A toy train moves due north at a constant speed 2 m/s along a straight track which is parallel to the wall of a room. The wall is to the east of the track at a distance 4m. There is a toy dart gun on the train with its barrel fixed in a plane perpendicular to the motion of the train. The gun points at an angle ${60}^{\circ }$ to the horizontal. There is a vertical line drawn on the wall, stretching from floor to ceiling, and the dart gun is fired at the instant when the line is due east of the gun. If the dart leaves the gun at speed 8 m/s relative to the gun, find the distance by which the dart misses the vertical line.
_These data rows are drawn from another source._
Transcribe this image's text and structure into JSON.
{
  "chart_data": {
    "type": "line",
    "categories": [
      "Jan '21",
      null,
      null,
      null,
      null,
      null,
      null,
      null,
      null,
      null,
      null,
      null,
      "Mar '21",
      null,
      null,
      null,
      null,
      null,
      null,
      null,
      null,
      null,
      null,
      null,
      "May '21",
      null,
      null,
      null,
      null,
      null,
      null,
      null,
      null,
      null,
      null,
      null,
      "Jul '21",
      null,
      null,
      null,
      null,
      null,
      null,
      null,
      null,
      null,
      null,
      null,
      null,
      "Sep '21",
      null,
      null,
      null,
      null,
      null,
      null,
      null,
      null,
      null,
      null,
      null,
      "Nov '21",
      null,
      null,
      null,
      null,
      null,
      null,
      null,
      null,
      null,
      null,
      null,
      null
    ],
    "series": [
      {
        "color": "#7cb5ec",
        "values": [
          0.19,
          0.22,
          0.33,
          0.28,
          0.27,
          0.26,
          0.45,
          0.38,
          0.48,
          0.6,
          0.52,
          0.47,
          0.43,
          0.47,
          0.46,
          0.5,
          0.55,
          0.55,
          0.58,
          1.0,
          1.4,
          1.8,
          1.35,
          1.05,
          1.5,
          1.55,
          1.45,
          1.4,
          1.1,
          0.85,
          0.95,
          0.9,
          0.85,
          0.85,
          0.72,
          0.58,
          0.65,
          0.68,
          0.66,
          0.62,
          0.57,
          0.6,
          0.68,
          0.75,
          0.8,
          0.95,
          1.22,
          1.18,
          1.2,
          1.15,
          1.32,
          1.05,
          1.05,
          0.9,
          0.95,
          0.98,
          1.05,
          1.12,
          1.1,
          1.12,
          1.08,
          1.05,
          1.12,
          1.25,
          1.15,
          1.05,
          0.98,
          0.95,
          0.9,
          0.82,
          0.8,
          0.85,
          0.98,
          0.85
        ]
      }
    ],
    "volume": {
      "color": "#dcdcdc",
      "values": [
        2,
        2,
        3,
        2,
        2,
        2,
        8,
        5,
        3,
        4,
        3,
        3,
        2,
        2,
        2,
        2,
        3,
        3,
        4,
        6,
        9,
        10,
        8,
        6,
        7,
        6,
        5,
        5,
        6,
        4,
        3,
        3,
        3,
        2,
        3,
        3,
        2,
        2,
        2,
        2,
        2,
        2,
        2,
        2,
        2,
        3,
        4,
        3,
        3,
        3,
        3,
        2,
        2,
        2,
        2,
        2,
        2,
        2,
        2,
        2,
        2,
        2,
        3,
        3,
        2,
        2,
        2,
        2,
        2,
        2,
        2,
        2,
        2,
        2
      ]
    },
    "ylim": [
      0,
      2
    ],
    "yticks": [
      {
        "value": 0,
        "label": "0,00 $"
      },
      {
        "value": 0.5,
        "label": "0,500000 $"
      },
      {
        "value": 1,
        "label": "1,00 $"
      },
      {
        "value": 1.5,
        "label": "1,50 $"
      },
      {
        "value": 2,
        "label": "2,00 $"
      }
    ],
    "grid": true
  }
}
That is, find how far north or south of the vertical line is the point at which the dart hits the wall.

• A. 3 m north
• B. 2 m south
• C. 2 m north
• D. 3 m south

Answer 1

The correct option is C

2 m north

In this point of view, the train will be moving in the direction of the y-axis which will be perpendicular to the plane of your screen and going through it.

$\therefore$ Initial velocity of the dart in the x direction is $ucos\theta$

$\therefore$ $u_x$ = $ucos\theta$, $u_2$ = $usin\theta$, $u_y$ = $2\frac{m}{s}$

We know horizontal displacement is $4m$.

$\therefore$ $x=\left(ucos\theta \right)t$ (as there is no acceleration along x-direction)

$\Rightarrow$$4$ = $8\left(cos60\right)t$

$\Rightarrow$$4=8\times \frac{1}{2}t$

$\Rightarrow$$t=1s$

$\therefore$It reaches the wall in $1s$. We need to find its displacement along the y - direction. Again no acceleration along y-direction

$\therefore$$y=u_y\times t$

= $2\times 1$

= $2m$

$\therefore$The dart will hit $2m$ north of the line.